Exploring history in the Bethlem Archives
A history of the Bethlem archives
The Bethlem Archives contain 450 years of material, including committee minutes and papers dating from 1559, as well as financial, administrative and clinical records, correspondence, private papers, reports and photographs for much of the history of the Hospital.
The amount of material created and stored expanded in the nineteenth century. In 1853, Bethlem became subject to the Lunacy Acts (1845), which heavily regulated the numerous county pauper asylums and private “madhouses” built by this date. Patient casebooks had to be regularly updated, and many records are detailed, providing fascinating insight into nineteenth century culture and society, as well as life in the asylum and individual patients (NB. Only cases dating from over 100 years ago are open to public inspection).
The Notes from the Archives series, penned by one of our researchers, will cover some of these insights.
Hallucinations and delusions in the nineteenth century.

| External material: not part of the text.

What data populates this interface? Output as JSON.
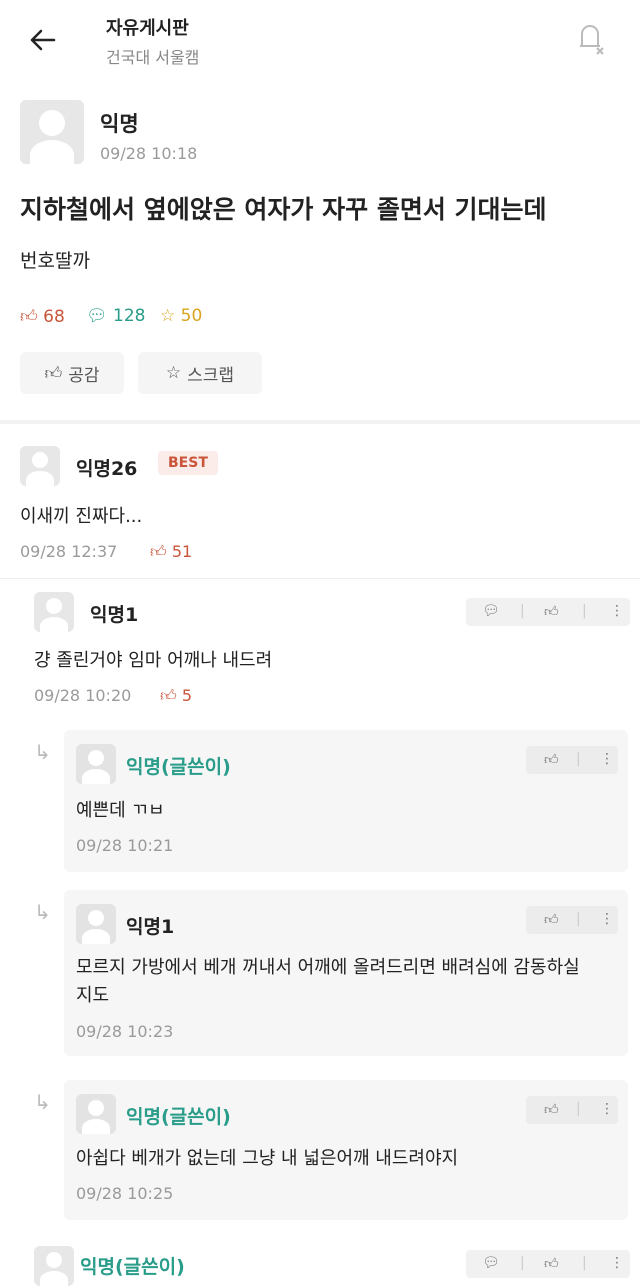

Nineteenth century asylum medical officers – or alienists, as they were often known – showed particular interest in the content of the hallucinations and delusions of many of their patients. From the early 1880s, these had to be recorded in detail by a medical officer on admission of the patient to Bethlem – information was also requested during an interview with a relative.
From 1886, hallucinations were divided into those of sight, hearing, taste, smell and “common sensation,” while delusions included those of exaltation (such as belief in special or superior powers) and depression (most commonly religious loss or worldly ruin), as well as delusions relating to food, which often resulted in a patient refusing to eat. Some delusions are specific, and indicate particular themes or events and the ways in which they were picked up by Victorian society.